TaskScheduler firstly added a task set（0.0）and specify using Resource Profile 0, which is previously loaded into ResourceProfile by driver.

Actually，when starting the task 0.0, we are running in local mode in driver and reading a file form hdfs.

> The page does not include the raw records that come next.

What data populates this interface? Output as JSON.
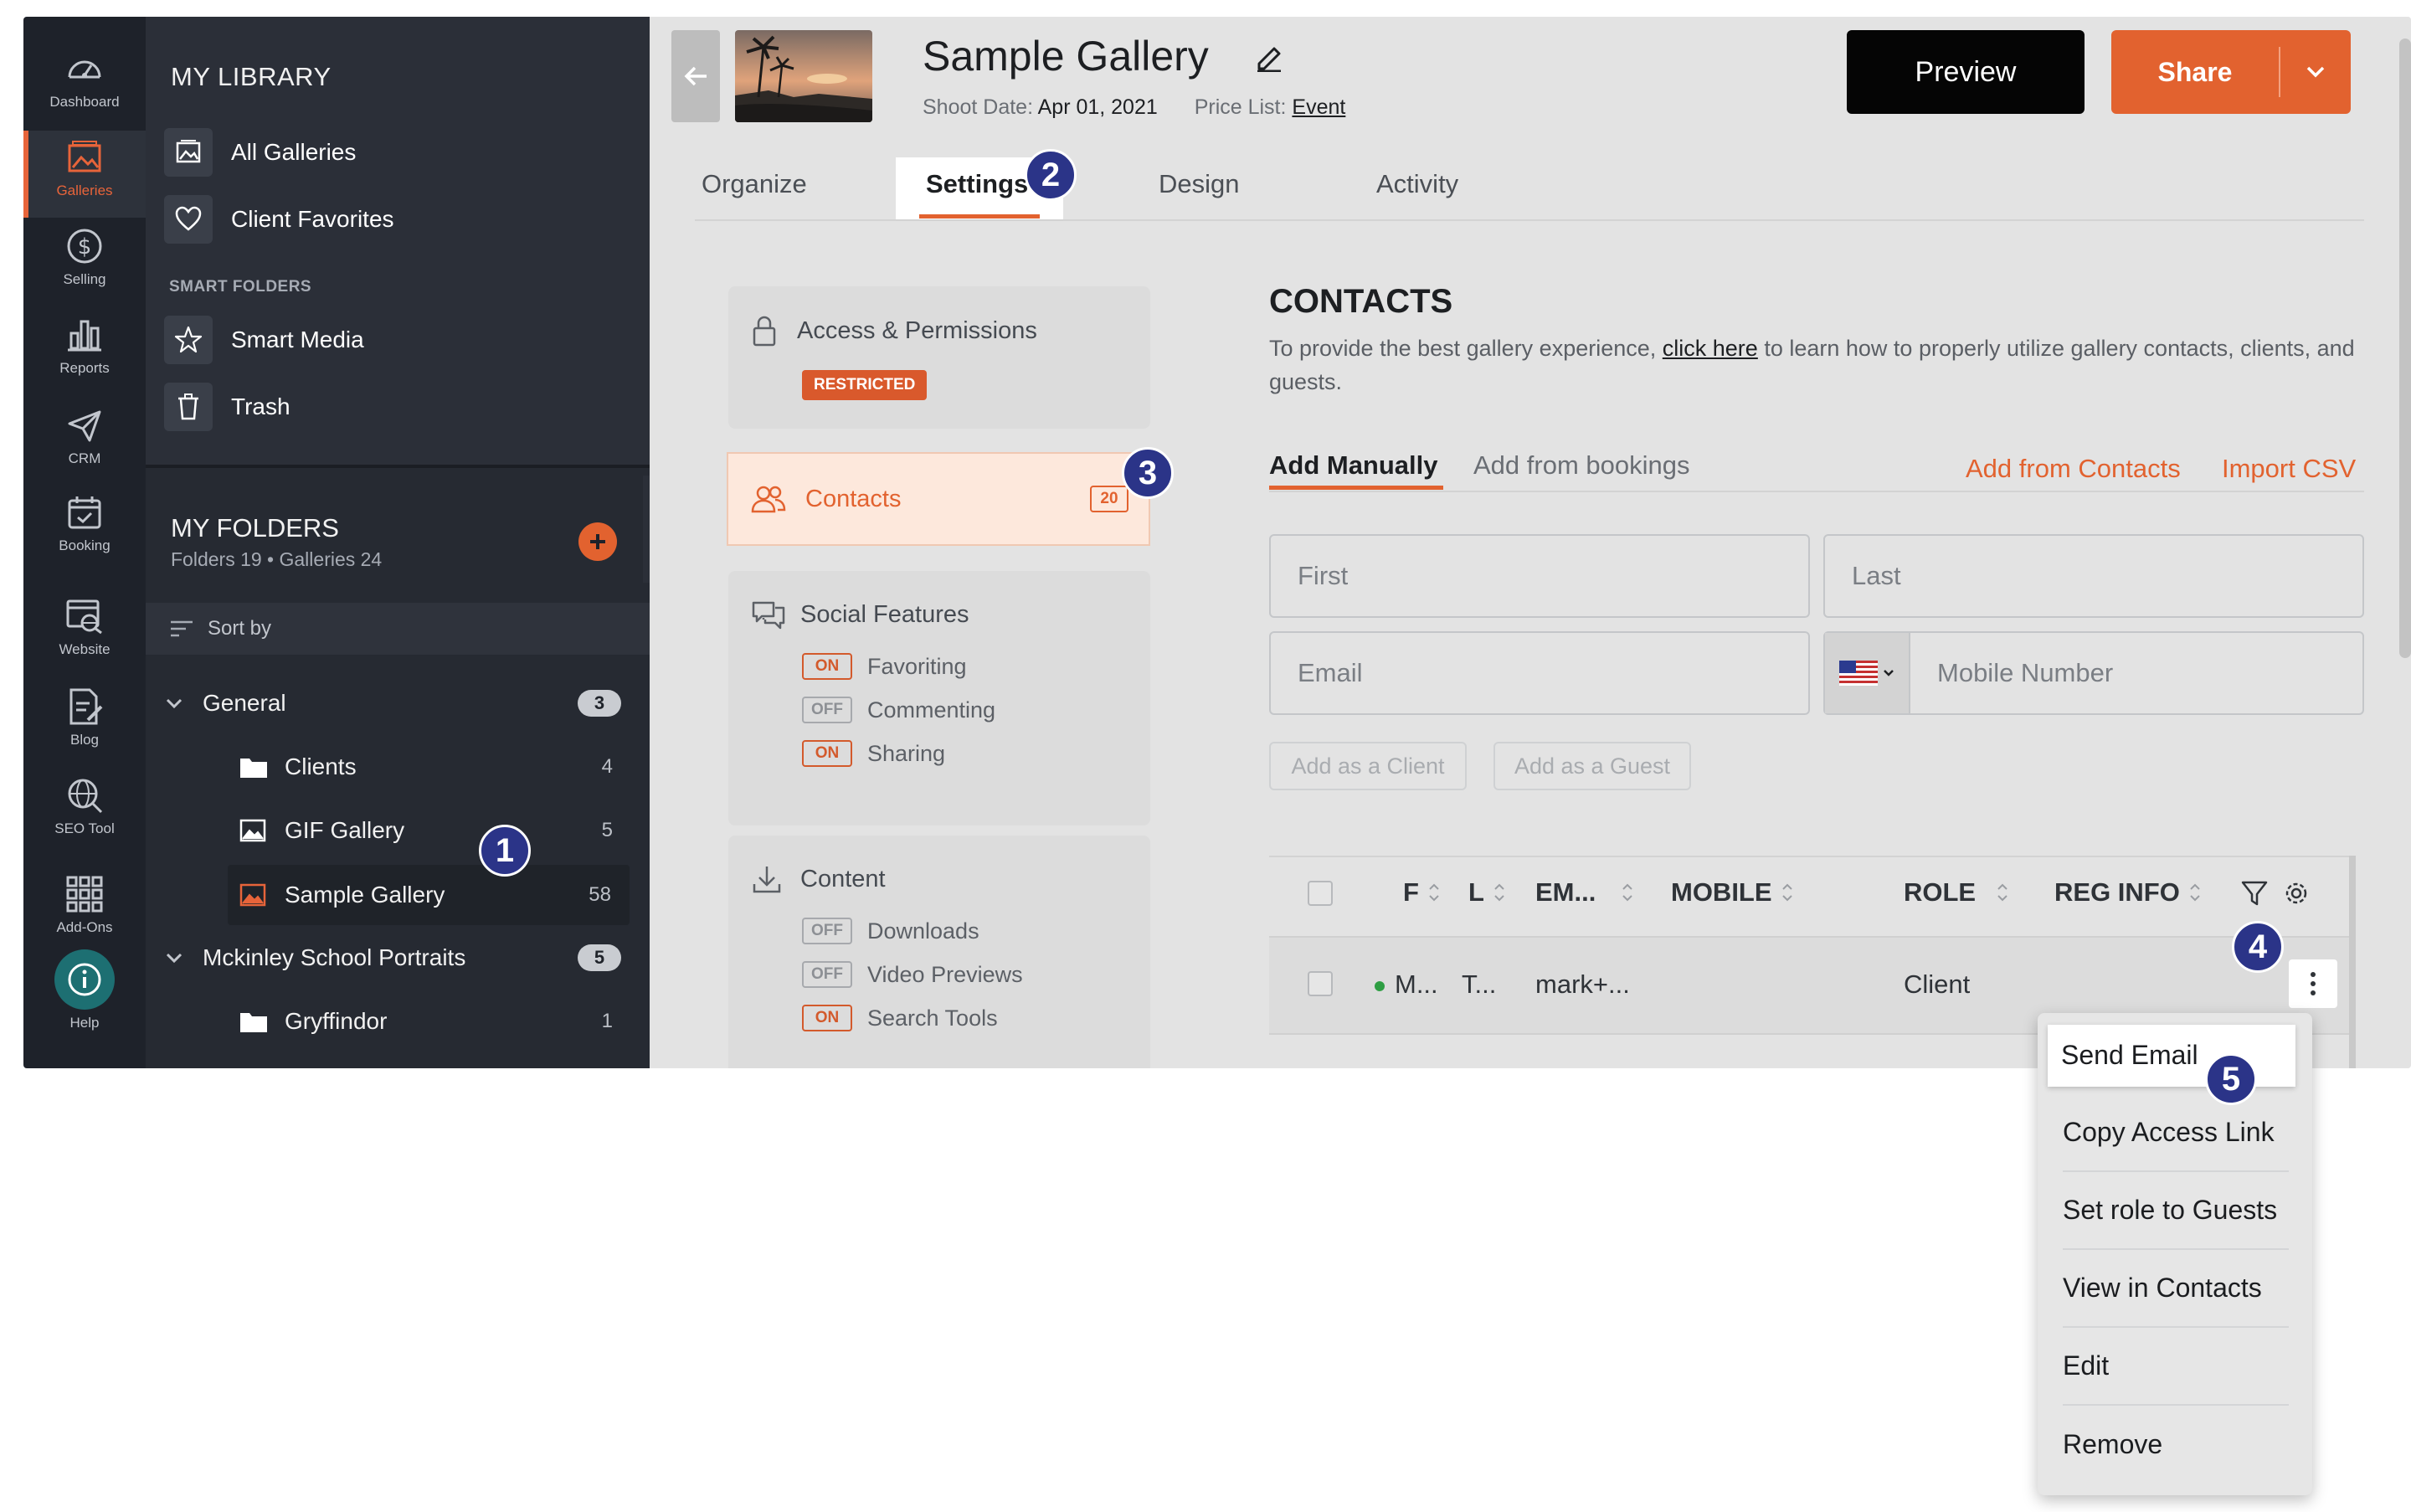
{
  "colors": {
    "accent": "#e2622f",
    "rail_bg": "#1e222a",
    "panel_bg": "#2b2f38",
    "step_badge": "#2b3488",
    "status_dot": "#2e9e43"
  },
  "rail": {
    "items": [
      {
        "label": "Dashboard",
        "icon": "dashboard-gauge-icon"
      },
      {
        "label": "Galleries",
        "icon": "galleries-image-icon"
      },
      {
        "label": "Selling",
        "icon": "dollar-icon"
      },
      {
        "label": "Reports",
        "icon": "bar-chart-icon"
      },
      {
        "label": "CRM",
        "icon": "paper-plane-icon"
      },
      {
        "label": "Booking",
        "icon": "calendar-icon"
      },
      {
        "label": "Website",
        "icon": "website-icon"
      },
      {
        "label": "Blog",
        "icon": "blog-icon"
      },
      {
        "label": "SEO Tool",
        "icon": "seo-globe-icon"
      },
      {
        "label": "Add-Ons",
        "icon": "grid-icon"
      },
      {
        "label": "Help",
        "icon": "info-icon"
      }
    ]
  },
  "library": {
    "title": "MY LIBRARY",
    "items": [
      {
        "label": "All Galleries"
      },
      {
        "label": "Client Favorites"
      }
    ],
    "smart_title": "SMART FOLDERS",
    "smart_items": [
      {
        "label": "Smart Media"
      },
      {
        "label": "Trash"
      }
    ],
    "folders_title": "MY FOLDERS",
    "folders_meta": "Folders 19 • Galleries 24",
    "sort_label": "Sort by",
    "tree": [
      {
        "label": "General",
        "count": "3"
      },
      {
        "label": "Clients",
        "count": "4"
      },
      {
        "label": "GIF Gallery",
        "count": "5"
      },
      {
        "label": "Sample Gallery",
        "count": "58"
      },
      {
        "label": "Mckinley School Portraits",
        "count": "5"
      },
      {
        "label": "Gryffindor",
        "count": "1"
      }
    ]
  },
  "header": {
    "title": "Sample Gallery",
    "shoot_date_label": "Shoot Date:",
    "shoot_date": "Apr 01, 2021",
    "price_list_label": "Price List:",
    "price_list": "Event",
    "preview": "Preview",
    "share": "Share"
  },
  "tabs": [
    {
      "label": "Organize"
    },
    {
      "label": "Settings"
    },
    {
      "label": "Design"
    },
    {
      "label": "Activity"
    }
  ],
  "settings_nav": {
    "access": {
      "label": "Access & Permissions",
      "badge": "RESTRICTED"
    },
    "contacts": {
      "label": "Contacts",
      "count": "20"
    },
    "social": {
      "label": "Social Features",
      "flags": [
        {
          "state": "ON",
          "label": "Favoriting"
        },
        {
          "state": "OFF",
          "label": "Commenting"
        },
        {
          "state": "ON",
          "label": "Sharing"
        }
      ]
    },
    "content": {
      "label": "Content",
      "flags": [
        {
          "state": "OFF",
          "label": "Downloads"
        },
        {
          "state": "OFF",
          "label": "Video Previews"
        },
        {
          "state": "ON",
          "label": "Search Tools"
        }
      ]
    }
  },
  "contacts": {
    "title": "CONTACTS",
    "desc_before": "To provide the best gallery experience, ",
    "desc_link": "click here",
    "desc_after": " to learn how to properly utilize gallery contacts, clients, and guests.",
    "tab_manual": "Add Manually",
    "tab_bookings": "Add from bookings",
    "add_from_contacts": "Add from Contacts",
    "import_csv": "Import CSV",
    "first_placeholder": "First",
    "last_placeholder": "Last",
    "email_placeholder": "Email",
    "mobile_placeholder": "Mobile Number",
    "add_client": "Add as a Client",
    "add_guest": "Add as a Guest",
    "columns": {
      "first": "F",
      "last": "L",
      "email": "EM...",
      "mobile": "MOBILE",
      "role": "ROLE",
      "reg": "REG INFO"
    },
    "row": {
      "first": "M...",
      "last": "T...",
      "email": "mark+...",
      "role": "Client"
    }
  },
  "menu": {
    "items": [
      {
        "label": "Send Email"
      },
      {
        "label": "Copy Access Link"
      },
      {
        "label": "Set role to Guests"
      },
      {
        "label": "View in Contacts"
      },
      {
        "label": "Edit"
      },
      {
        "label": "Remove"
      }
    ]
  },
  "steps": [
    "1",
    "2",
    "3",
    "4",
    "5"
  ]
}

[hadoop@node2 root]$ hdfs dfs -tail hdfs://node1:8020/user/hive/warehouse/test.db/t_name/000000_0
2021-04-23 18:35:52,783 INFO sasl.SaslDataTransferClient: SASL encryption trust check: localHostTrusted = false, remoteHostTrusted = false
test1
test2
test3

Code Generation and Complete Task

21/04/23 16:55:03 INFO CodeGenerator: Code generated in 174.966701 ms
21/04/23 16:55:05 INFO Executor: Finished task 0.0 in stage 0.0 (TID 0). 1402 bytes result sent to driver
21/04/23 16:55:05 INFO TaskSetManager: Finished task 0.0 in stage 0.0 (TID 0) in 2375 ms on admin (executor driver) (1/1)
21/04/23 16:55:05 INFO TaskSchedulerImpl: Removed TaskSet 0.0, whose tasks have all completed, from pool 
21/04/23 16:55:05 INFO DAGScheduler: ResultStage 0 (show at SparkSQL_ResourceTest01.scala:35) finished in 2.482 s
21/04/23 16:55:05 INFO DAGScheduler: Job 0 is finished. Cancelling potential speculative or zombie tasks for this job
21/04/23 16:55:05 INFO TaskSchedulerImpl: Killing all running tasks in stage 0: Stage finished
21/04/23 16:55:05 INFO DAGScheduler: Job 0 finished: show at SparkSQL_ResourceTest01.scala:35, took 2.533098 s
21/04/23 16:55:05 INFO CodeGenerator: Code generated in 11.8474 ms

Now, we see there is a CodeGenerator component which is used to generate code and run in Executor. Once TaskSetManagerImpl fuond all task compeleted, it will remove the tasks from the pool. Once all the tasks are completed in the Stage, the TaskScheduler will shut down all task thread and finish the job.

Summary

From previous, we looked the how Spark working from IDE run and how each component working for job submission and management. In the future blog, we’ll look more details in execution plan itself and its optimization.